Not that confident, it turned out. At the last moment, when he realised the game was up, he pleaded guilty to perverting the course of justice.
Still, after seven weeks served at Her Majesty’s Pleasure in 2012, Huhne immediately found a remunerative refuge on the board of a ‘green energy’ company: he is European chairman of Zilkha Biomass Energy.
Two years earlier, it was a couple of Labour MPs, who were much admired within the Green movement, and were sent to prison for fraudulent expenses claims (out of the total of just four such MPs convicted in 2010). These were Elliot Morley and David Chaytor.

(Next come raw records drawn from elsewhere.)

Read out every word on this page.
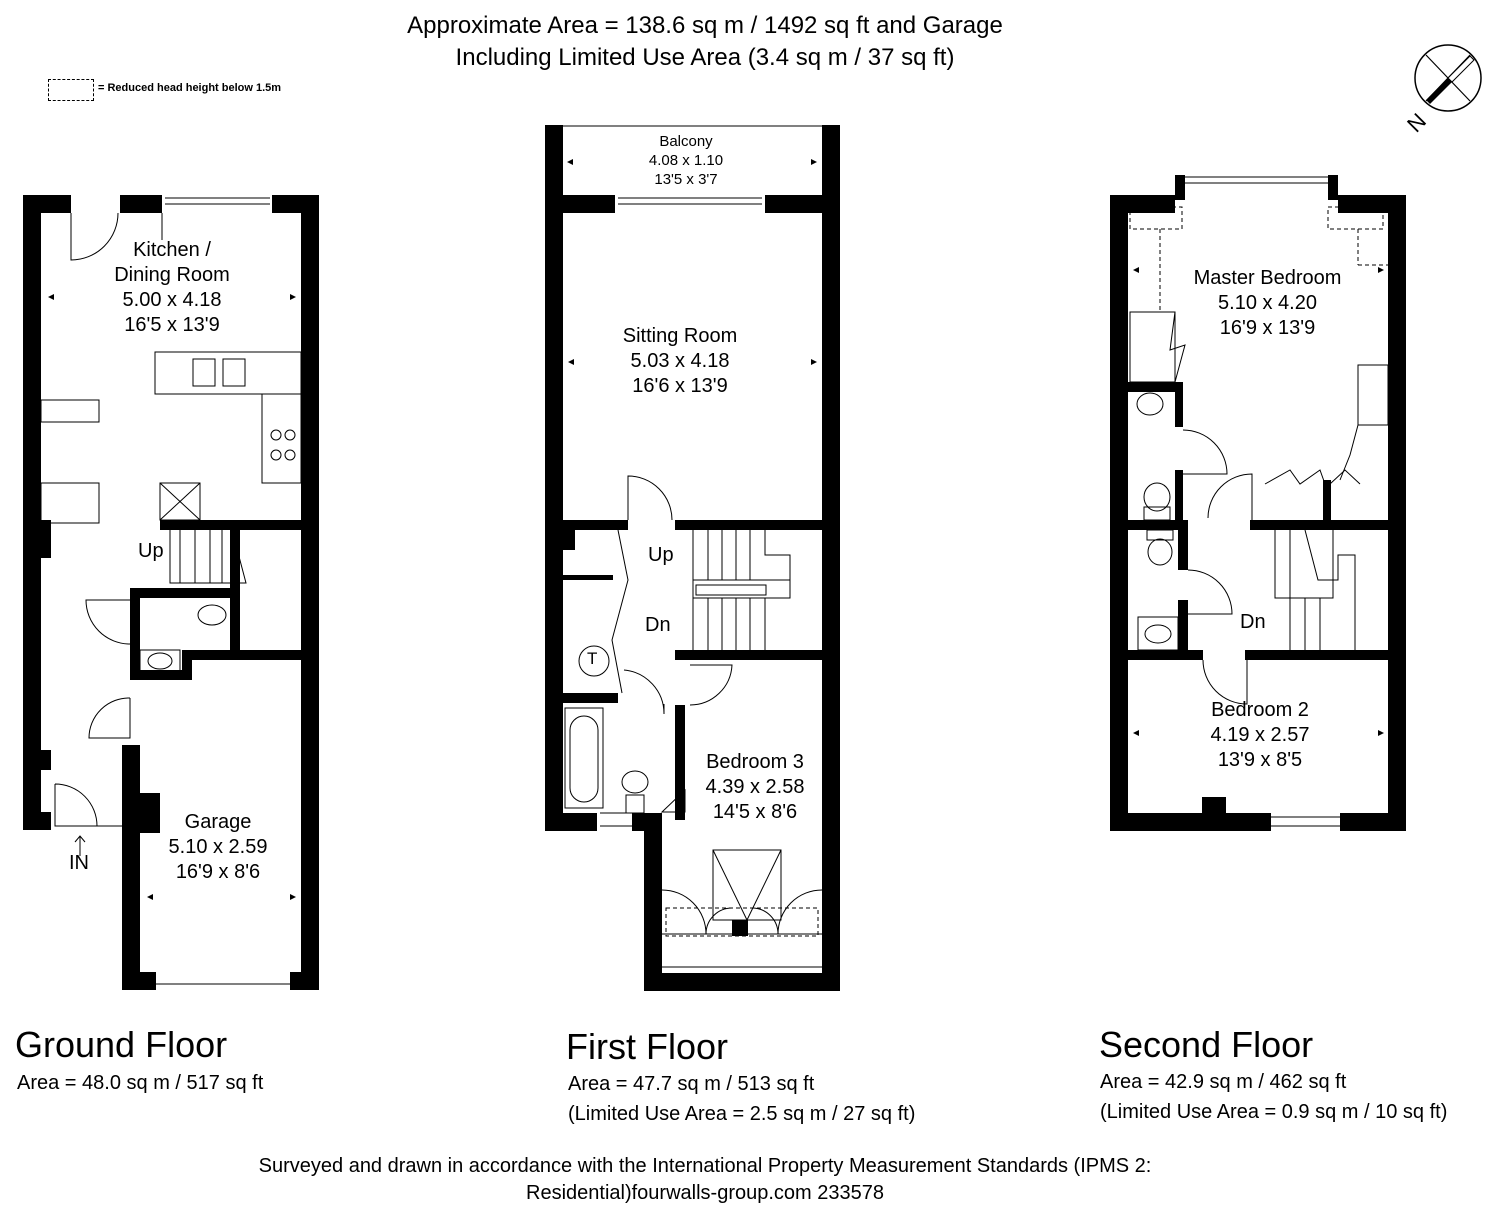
Approximate Area = 138.6 sq m / 1492 sq ft and Garage
Including Limited Use Area (3.4 sq m / 37 sq ft)
= Reduced head height below 1.5m
N
Kitchen /
Dining Room
5.00 x 4.18
16'5 x 13'9
Up
Garage
5.10 x 2.59
16'9 x 8'6
IN
Balcony
4.08 x 1.10
13'5 x 3'7
Sitting Room
5.03 x 4.18
16'6 x 13'9
Up
Dn
T
Bedroom 3
4.39 x 2.58
14'5 x 8'6
Master Bedroom
5.10 x 4.20
16'9 x 13'9
Dn
Bedroom 2
4.19 x 2.57
13'9 x 8'5
Ground Floor
Area = 48.0 sq m / 517 sq ft
First Floor
Area = 47.7 sq m / 513 sq ft
(Limited Use Area = 2.5 sq m / 27 sq ft)
Second Floor
Area = 42.9 sq m / 462 sq ft
(Limited Use Area = 0.9 sq m / 10 sq ft)
Surveyed and drawn in accordance with the International Property Measurement Standards (IPMS 2:
Residential)fourwalls-group.com 233578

Tim Yeo, as chairman of the House of Commons Energy and Climate Change Committee, was caught out by reporters posing as representatives of a solar energy company pushing for new laws to help their business. He is seen at the Tory Party conference in Bournemouth in 2004
The latter was the long-serving secretary of the British branch of an international network of environmentalist parliamentarians, while Morley’s conviction prompted a howl of disbelief from The Independent’s environment correspondent: ‘This man spent all his long ministerial career defending the environment. Most of all, he became concerned about climate change.’
Well, that, and lining his pocket with money illicitly purloined from the taxpayer.